Yields on the long bond the 8.33% 2036 bond closed higher by 6 bps at 8.42% levels. The five over thirty segment of the curve flattened by 6 bps to close the week at 62 bps levels.

The RBI has announced government bond auctions under MSS for this week.

The bonds to be auctioned are the 5.87% 2010 bonds for Rs 4000 crores and the 11.30% 2010 bonds for Rs 3000 crores. The auctions should see cutoffs coming in at higher levels of yields on increased supply.

T-bills, corporate bonds and overnight index swaps
Treasury bills (T-bills) yields moved higher last week on the back of MSS auctions The cutoff on the 91-day T-bill auction held on the September 26 came inat 7.19% against a cutoff of 6.98% seen in the week earlier to last.

The 364 day T-bill auction saw the cutoff coming in at 7.50% against 7.47% seen in the previous auction.

The RBI is auctioning Rs 3,500 crore of 91-day and Rs 2,500 crore of 182-day T-bills this week, including Rs 3,000 crore of 91-day and Rs 2,000 crore of 364-day T-bills under MSS (market stabilization scheme)

Corporate bonds saw good primary supply at the one year maturity. Issuers lined up to issue one year paper at below 9% levels.

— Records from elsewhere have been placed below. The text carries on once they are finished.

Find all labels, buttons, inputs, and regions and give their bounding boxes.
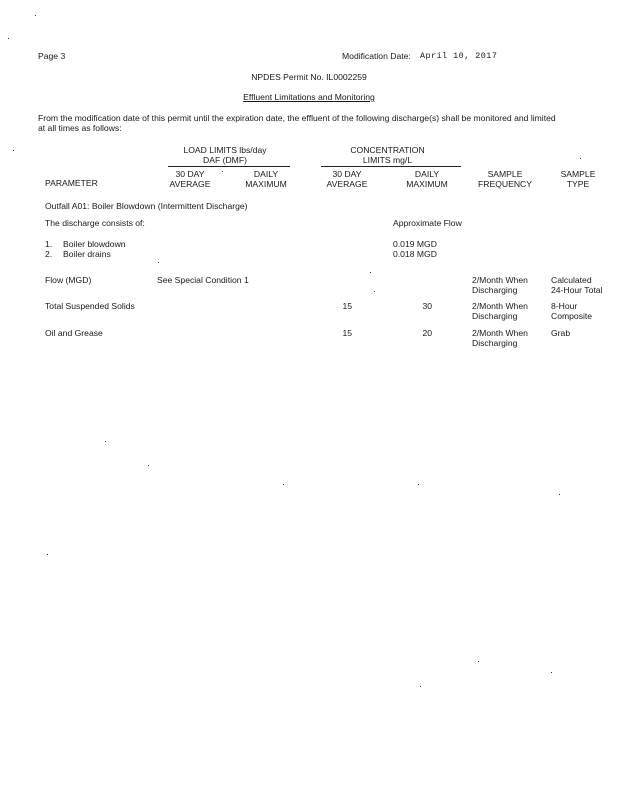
sample-frequency-subheader: FREQUENCY <box>478 179 532 189</box>
intro-line-2: at all times as follows: <box>38 123 122 133</box>
outfall-item-flow: 0.019 MGD <box>393 239 437 249</box>
row-30day-average: 15 <box>342 328 352 338</box>
scan-speck <box>580 158 581 159</box>
row-sample-type: Calculated <box>551 275 592 285</box>
scan-speck <box>559 494 560 495</box>
row-daily-maximum: 30 <box>422 301 432 311</box>
scan-speck <box>148 465 149 466</box>
row-parameter: Oil and Grease <box>45 328 103 338</box>
section-title: Effluent Limitations and Monitoring <box>243 92 375 102</box>
row-30day-average: 15 <box>342 301 352 311</box>
scan-speck <box>222 171 223 172</box>
modification-date-value: April 10, 2017 <box>420 51 498 61</box>
scan-speck <box>158 262 159 263</box>
row-frequency-line2: Discharging <box>472 285 518 295</box>
row-frequency-line2: Discharging <box>472 311 518 321</box>
conc-daily-subheader: MAXIMUM <box>406 179 448 189</box>
conc-30day-subheader: AVERAGE <box>326 179 368 189</box>
row-parameter: Total Suspended Solids <box>45 301 135 311</box>
scan-speck <box>13 150 14 151</box>
row-sample-type-line2: 24-Hour Total <box>551 285 603 295</box>
load-limits-rule <box>168 166 290 167</box>
row-daily-maximum: 20 <box>422 328 432 338</box>
row-sample-type: 8-Hour <box>551 301 578 311</box>
row-sample-type-line2: Composite <box>551 311 593 321</box>
row-parameter: Flow (MGD) <box>45 275 92 285</box>
scan-speck <box>551 672 552 673</box>
scan-speck <box>105 441 106 442</box>
modification-date-label: Modification Date: <box>342 51 411 61</box>
row-frequency-line2: Discharging <box>472 338 518 348</box>
row-frequency: 2/Month When <box>472 275 528 285</box>
row-frequency: 2/Month When <box>472 301 528 311</box>
intro-line-1: From the modification date of this permit until the expiration date, the effluent of the following discharge(s) shall be monitored and limited <box>38 113 556 123</box>
conc-daily-header: DAILY <box>414 169 440 179</box>
row-sample-type: Grab <box>551 328 571 338</box>
parameter-header: PARAMETER <box>45 178 98 188</box>
outfall-item-name: Boiler blowdown <box>63 239 126 249</box>
scan-speck <box>374 291 375 292</box>
outfall-title: Outfall A01: Boiler Blowdown (Intermittent Discharge) <box>45 201 248 211</box>
scan-speck <box>478 661 479 662</box>
scan-speck <box>47 554 48 555</box>
sample-type-subheader: TYPE <box>566 179 590 189</box>
load-30day-subheader: AVERAGE <box>169 179 211 189</box>
scan-speck <box>283 484 284 485</box>
concentration-subheader: LIMITS mg/L <box>362 155 413 165</box>
concentration-rule <box>321 166 461 167</box>
outfall-item-number: 2. <box>45 249 53 259</box>
discharge-consists: The discharge consists of: <box>45 218 145 228</box>
scan-speck <box>35 15 36 16</box>
load-30day-header: 30 DAY <box>175 169 205 179</box>
scan-speck <box>418 484 419 485</box>
load-daily-header: DAILY <box>253 169 279 179</box>
approximate-flow-header: Approximate Flow <box>393 218 462 228</box>
sample-type-header: SAMPLE <box>560 169 596 179</box>
sample-frequency-header: SAMPLE <box>487 169 523 179</box>
load-limits-subheader: DAF (DMF) <box>203 155 247 165</box>
row-frequency: 2/Month When <box>472 328 528 338</box>
load-limits-header: LOAD LIMITS lbs/day <box>183 145 267 155</box>
concentration-header: CONCENTRATION <box>350 145 425 155</box>
conc-30day-header: 30 DAY <box>332 169 362 179</box>
scan-speck <box>420 686 421 687</box>
scan-speck <box>370 272 371 273</box>
outfall-item-name: Boiler drains <box>63 249 111 259</box>
load-daily-subheader: MAXIMUM <box>245 179 287 189</box>
page-number: Page 3 <box>38 51 66 61</box>
outfall-item-flow: 0.018 MGD <box>393 249 437 259</box>
row-note: See Special Condition 1 <box>157 275 249 285</box>
scan-speck <box>8 38 9 39</box>
outfall-item-number: 1. <box>45 239 53 249</box>
permit-number: NPDES Permit No. IL0002259 <box>251 72 367 82</box>
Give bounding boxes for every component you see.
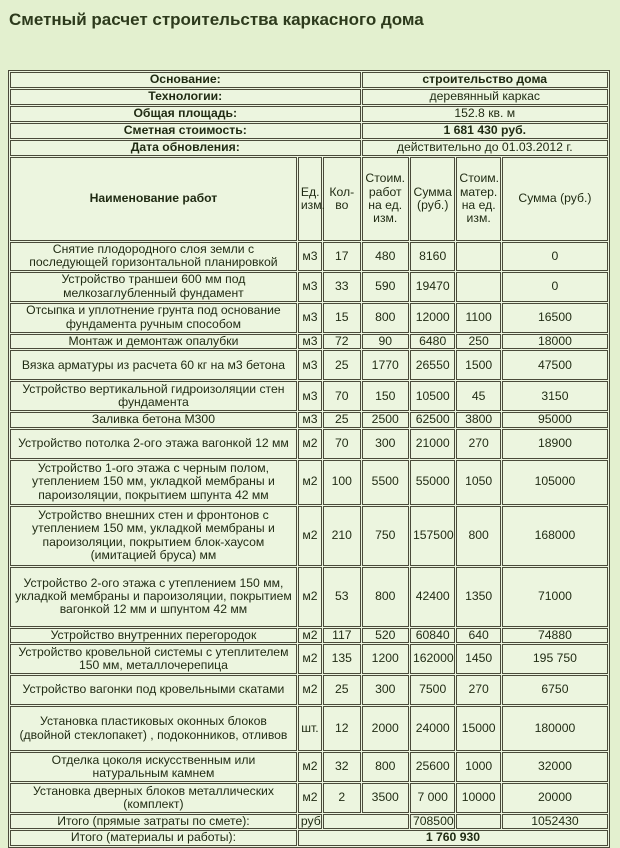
- material-price: 3800: [456, 412, 500, 427]
- material-sum: 20000: [502, 783, 608, 813]
- subtotal-empty: [456, 814, 500, 829]
- material-sum: 195 750: [502, 644, 608, 674]
- column-header-name: Наименование работ: [10, 157, 297, 241]
- quantity: 70: [323, 429, 360, 459]
- work-price: 90: [362, 334, 409, 349]
- work-name: Установка дверных блоков металлических (комплект): [10, 783, 297, 813]
- column-header-work-price: Стоим. работ на ед. изм.: [362, 157, 409, 241]
- unit: м3: [298, 303, 322, 333]
- material-sum: 3150: [502, 381, 608, 411]
- work-price: 800: [362, 303, 409, 333]
- quantity: 100: [323, 460, 360, 505]
- work-price: 300: [362, 429, 409, 459]
- table-header-row: [10, 157, 608, 241]
- quantity: 72: [323, 334, 360, 349]
- subtotal-row: [10, 814, 608, 829]
- unit: м2: [298, 429, 322, 459]
- quantity: 25: [323, 350, 360, 380]
- material-sum: 6750: [502, 675, 608, 705]
- info-value: строительство дома: [362, 72, 609, 88]
- work-price: 5500: [362, 460, 409, 505]
- column-header-qty: Кол-во: [323, 157, 360, 241]
- table-row: [10, 628, 608, 643]
- work-sum: 42400: [410, 567, 455, 627]
- unit: м3: [298, 381, 322, 411]
- table-row: [10, 350, 608, 380]
- unit: м2: [298, 783, 322, 813]
- work-sum: 157500: [410, 506, 455, 566]
- table-row: [10, 460, 608, 505]
- work-name: Устройство внутренних перегородок: [10, 628, 297, 643]
- material-price: 270: [456, 429, 500, 459]
- quantity: 135: [323, 644, 360, 674]
- unit: м2: [298, 567, 322, 627]
- work-price: 2000: [362, 706, 409, 751]
- info-row: [10, 89, 608, 105]
- material-sum: 0: [502, 242, 608, 271]
- material-sum: 105000: [502, 460, 608, 505]
- page-title: Сметный расчет строительства каркасного дома: [9, 10, 424, 29]
- work-sum: 24000: [410, 706, 455, 751]
- quantity: 32: [323, 752, 360, 782]
- quantity: 17: [323, 242, 360, 271]
- work-sum: 6480: [410, 334, 455, 349]
- work-sum: 10500: [410, 381, 455, 411]
- column-header-material-price: Стоим. матер. на ед. изм.: [456, 157, 500, 241]
- work-name: Отсыпка и уплотнение грунта под основание фундамента ручным способом: [10, 303, 297, 333]
- quantity: 25: [323, 675, 360, 705]
- work-name: Устройство внешних стен и фронтонов с утеплением 150 мм, укладкой мембраны и пароизоляции, покрытием блок-хаусом (имитацией бруса) мм: [10, 506, 297, 566]
- quantity: 2: [323, 783, 360, 813]
- material-sum: 0: [502, 272, 608, 302]
- material-sum: 180000: [502, 706, 608, 751]
- quantity: 53: [323, 567, 360, 627]
- work-sum: 62500: [410, 412, 455, 427]
- work-price: 2500: [362, 412, 409, 427]
- work-name: Отделка цоколя искусственным или натуральным камнем: [10, 752, 297, 782]
- estimate-table: [8, 70, 610, 848]
- material-price: 1050: [456, 460, 500, 505]
- work-name: Устройство 1-ого этажа с черным полом, утеплением 150 мм, укладкой мембраны и пароизоляции, покрытием шпунта 42 мм: [10, 460, 297, 505]
- info-row: [10, 106, 608, 122]
- material-price: 800: [456, 506, 500, 566]
- info-label: Общая площадь:: [10, 106, 361, 122]
- total-label: Итого (материалы и работы):: [10, 830, 297, 845]
- material-price: 250: [456, 334, 500, 349]
- column-header-work-sum: Сумма (руб.): [410, 157, 455, 241]
- table-row: [10, 752, 608, 782]
- material-sum: 95000: [502, 412, 608, 427]
- info-value: 1 681 430 руб.: [362, 123, 609, 139]
- total-row: [10, 830, 608, 845]
- work-price: 590: [362, 272, 409, 302]
- material-sum: 16500: [502, 303, 608, 333]
- info-label: Технологии:: [10, 89, 361, 105]
- table-row: [10, 272, 608, 302]
- unit: м2: [298, 628, 322, 643]
- unit: м2: [298, 460, 322, 505]
- work-name: Вязка арматуры из расчета 60 кг на м3 бетона: [10, 350, 297, 380]
- table-row: [10, 675, 608, 705]
- material-sum: 47500: [502, 350, 608, 380]
- estimate-table-container: [8, 70, 610, 848]
- material-price: 45: [456, 381, 500, 411]
- unit: м3: [298, 412, 322, 427]
- material-sum: 71000: [502, 567, 608, 627]
- info-row: [10, 123, 608, 139]
- info-row: [10, 140, 608, 156]
- info-value: 152.8 кв. м: [362, 106, 609, 122]
- unit: м2: [298, 752, 322, 782]
- table-row: [10, 334, 608, 349]
- quantity: 25: [323, 412, 360, 427]
- info-label: Сметная стоимость:: [10, 123, 361, 139]
- material-sum: 18000: [502, 334, 608, 349]
- work-price: 300: [362, 675, 409, 705]
- unit: м2: [298, 644, 322, 674]
- work-name: Устройство кровельной системы с утеплителем 150 мм, металлочерепица: [10, 644, 297, 674]
- work-sum: 7 000: [410, 783, 455, 813]
- work-sum: 26550: [410, 350, 455, 380]
- work-sum: 21000: [410, 429, 455, 459]
- material-sum: 18900: [502, 429, 608, 459]
- work-name: Устройство траншеи 600 мм под мелкозаглубленный фундамент: [10, 272, 297, 302]
- work-price: 800: [362, 752, 409, 782]
- work-price: 800: [362, 567, 409, 627]
- work-sum: 25600: [410, 752, 455, 782]
- subtotal-empty: [323, 814, 409, 829]
- work-name: Устройство вагонки под кровельными скатами: [10, 675, 297, 705]
- material-sum: 32000: [502, 752, 608, 782]
- work-price: 480: [362, 242, 409, 271]
- material-sum: 74880: [502, 628, 608, 643]
- work-name: Заливка бетона М300: [10, 412, 297, 427]
- unit: м3: [298, 334, 322, 349]
- work-name: Установка пластиковых оконных блоков (двойной стеклопакет) , подоконников, отливов: [10, 706, 297, 751]
- info-label: Основание:: [10, 72, 361, 88]
- subtotal-unit: руб: [298, 814, 322, 829]
- work-sum: 19470: [410, 272, 455, 302]
- material-price: 1350: [456, 567, 500, 627]
- column-header-material-sum: Сумма (руб.): [502, 157, 608, 241]
- table-row: [10, 567, 608, 627]
- quantity: 15: [323, 303, 360, 333]
- material-price: 1100: [456, 303, 500, 333]
- subtotal-work-sum: 708500: [410, 814, 455, 829]
- unit: шт.: [298, 706, 322, 751]
- table-row: [10, 303, 608, 333]
- quantity: 70: [323, 381, 360, 411]
- material-price: [456, 242, 500, 271]
- unit: м2: [298, 506, 322, 566]
- work-sum: 8160: [410, 242, 455, 271]
- estimate-table-body: [10, 72, 608, 846]
- unit: м2: [298, 675, 322, 705]
- subtotal-label: Итого (прямые затраты по смете):: [10, 814, 297, 829]
- work-sum: 7500: [410, 675, 455, 705]
- quantity: 210: [323, 506, 360, 566]
- work-price: 1200: [362, 644, 409, 674]
- table-row: [10, 381, 608, 411]
- material-price: 270: [456, 675, 500, 705]
- work-price: 520: [362, 628, 409, 643]
- work-price: 3500: [362, 783, 409, 813]
- work-name: Монтаж и демонтаж опалубки: [10, 334, 297, 349]
- work-name: Устройство вертикальной гидроизоляции стен фундамента: [10, 381, 297, 411]
- work-name: Устройство 2-ого этажа с утеплением 150 мм, укладкой мембраны и пароизоляции, покрытием вагонкой 12 мм и шпунтом 42 мм: [10, 567, 297, 627]
- work-price: 150: [362, 381, 409, 411]
- material-price: [456, 272, 500, 302]
- work-sum: 12000: [410, 303, 455, 333]
- table-row: [10, 644, 608, 674]
- material-price: 1450: [456, 644, 500, 674]
- unit: м3: [298, 272, 322, 302]
- info-row: [10, 72, 608, 88]
- table-row: [10, 242, 608, 271]
- total-value: 1 760 930: [298, 830, 608, 845]
- quantity: 33: [323, 272, 360, 302]
- work-sum: 55000: [410, 460, 455, 505]
- unit: м3: [298, 242, 322, 271]
- unit: м3: [298, 350, 322, 380]
- table-row: [10, 412, 608, 427]
- info-label: Дата обновления:: [10, 140, 361, 156]
- work-sum: 60840: [410, 628, 455, 643]
- info-value: деревянный каркас: [362, 89, 609, 105]
- material-price: 1500: [456, 350, 500, 380]
- work-name: Снятие плодородного слоя земли с последующей горизонтальной планировкой: [10, 242, 297, 271]
- info-value: действительно до 01.03.2012 г.: [362, 140, 609, 156]
- quantity: 117: [323, 628, 360, 643]
- table-row: [10, 706, 608, 751]
- column-header-unit: Ед. изм.: [298, 157, 322, 241]
- work-sum: 162000: [410, 644, 455, 674]
- material-sum: 168000: [502, 506, 608, 566]
- work-name: Устройство потолка 2-огo этажа вагонкой 12 мм: [10, 429, 297, 459]
- material-price: 10000: [456, 783, 500, 813]
- table-row: [10, 783, 608, 813]
- material-price: 1000: [456, 752, 500, 782]
- table-row: [10, 506, 608, 566]
- work-price: 750: [362, 506, 409, 566]
- subtotal-material-sum: 1052430: [502, 814, 608, 829]
- table-row: [10, 429, 608, 459]
- quantity: 12: [323, 706, 360, 751]
- material-price: 640: [456, 628, 500, 643]
- work-price: 1770: [362, 350, 409, 380]
- material-price: 15000: [456, 706, 500, 751]
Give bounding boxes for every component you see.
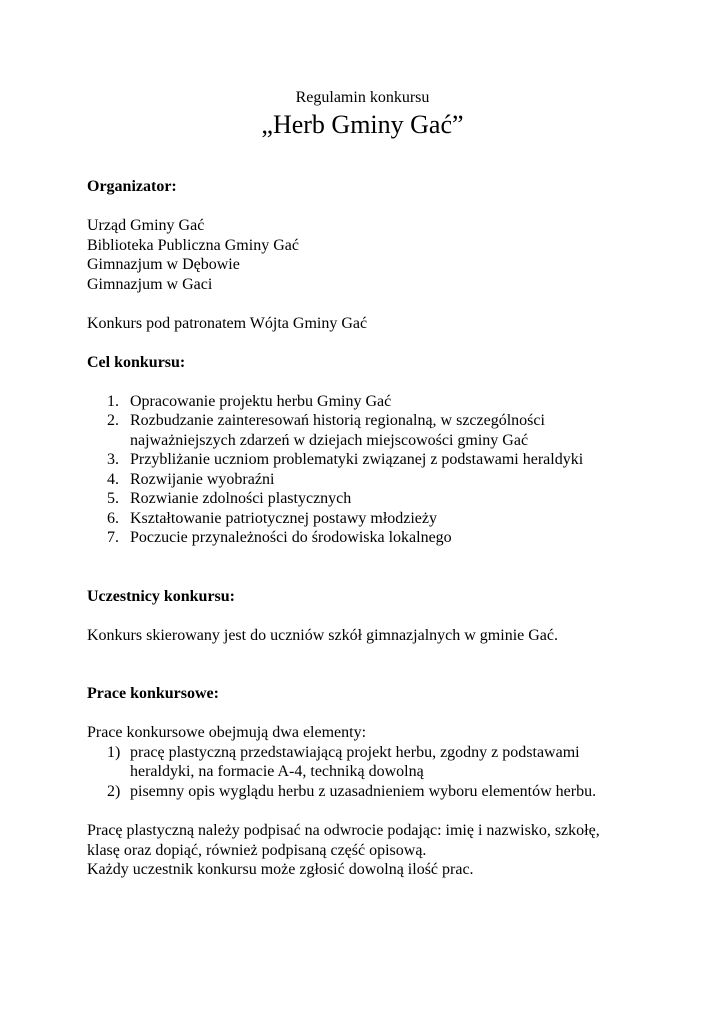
works-heading: Prace konkursowe: [87,685,219,702]
organizer-line: Gimnazjum w Gaci [87,276,213,293]
list-number: 7. [107,529,119,546]
participants-heading: Uczestnicy konkursu: [87,588,236,605]
document-title: „Herb Gminy Gać” [261,110,464,139]
goals-heading: Cel konkursu: [87,354,186,371]
works-intro: Prace konkursowe obejmują dwa elementy: [87,724,367,741]
list-item-continuation: heraldyki, na formacie A-4, techniką dowolną [130,763,424,780]
list-item: Rozwianie zdolności plastycznych [130,490,352,507]
list-number: 1. [107,393,119,410]
works-paragraph-line: Każdy uczestnik konkursu może zgłosić dowolną ilość prac. [87,861,474,878]
participants-text: Konkurs skierowany jest do uczniów szkół gimnazjalnych w gminie Gać. [87,627,558,644]
list-item: pisemny opis wyglądu herbu z uzasadnieniem wyboru elementów herbu. [130,783,597,800]
list-item-continuation: najważniejszych zdarzeń w dziejach miejscowości gminy Gać [130,432,529,449]
list-number: 2) [107,783,121,800]
list-item: pracę plastyczną przedstawiającą projekt herbu, zgodny z podstawami [130,744,580,761]
list-item: Poczucie przynależności do środowiska lokalnego [130,529,452,546]
works-paragraph-line: klasę oraz dopiąć, również podpisaną część opisową. [87,842,427,859]
list-number: 5. [107,490,119,507]
organizer-line: Urząd Gminy Gać [87,217,205,234]
list-number: 3. [107,451,119,468]
list-item: Rozbudzanie zainteresowań historią regionalną, w szczególności [130,412,545,429]
organizer-line: Gimnazjum w Dębowie [87,256,240,273]
works-paragraph-line: Pracę plastyczną należy podpisać na odwrocie podając: imię i nazwisko, szkołę, [87,822,600,839]
list-number: 6. [107,510,119,527]
list-item: Kształtowanie patriotycznej postawy młodzieży [130,510,438,527]
list-item: Przybliżanie uczniom problematyki związanej z podstawami heraldyki [130,451,584,468]
patronage-text: Konkurs pod patronatem Wójta Gminy Gać [87,315,368,332]
organizer-line: Biblioteka Publiczna Gminy Gać [87,237,299,254]
organizer-heading: Organizator: [87,178,177,195]
list-number: 2. [107,412,119,429]
document-subtitle: Regulamin konkursu [295,89,430,106]
list-item: Opracowanie projektu herbu Gminy Gać [130,393,392,410]
list-item: Rozwijanie wyobraźni [130,471,275,488]
list-number: 1) [107,744,121,761]
list-number: 4. [107,471,119,488]
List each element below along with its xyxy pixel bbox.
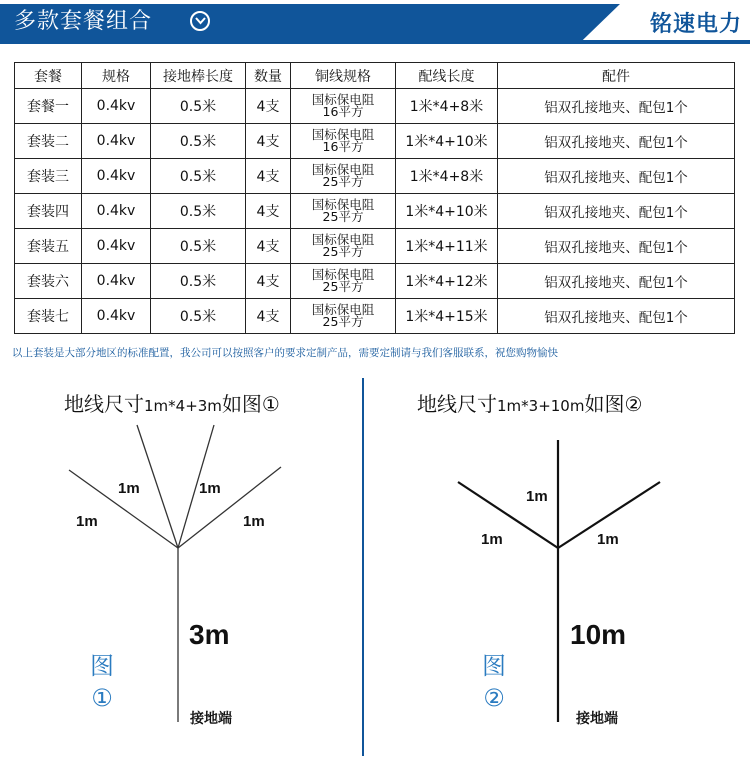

Five-year AAA papers were quoting at 9.65%-9.70% up 5 bps week on week. The five-year AAA spreads were lower by around 3 bps at 180 bps levels. Credit spreads are going to trend higher on the back of interest rate uncertainty coupled with high supply.

Overnight Index Swaps (OIS) saw yields rise on interest rate worries The one-year OIS yield rose 21 bps to close last week at 7.08% levels.

The five year OIS yield closed higher by 20 bps at 7.28% levels. The one over five spread closed at 19 bps . Swaps will look to move higher as MSS supply keeps levels firm at the short end..

The author is head,portfolio management services, Sundaram BNP Paribas AMC Ltd. The views expressed by the author are his own and need not represent the views of the organisation in which he works.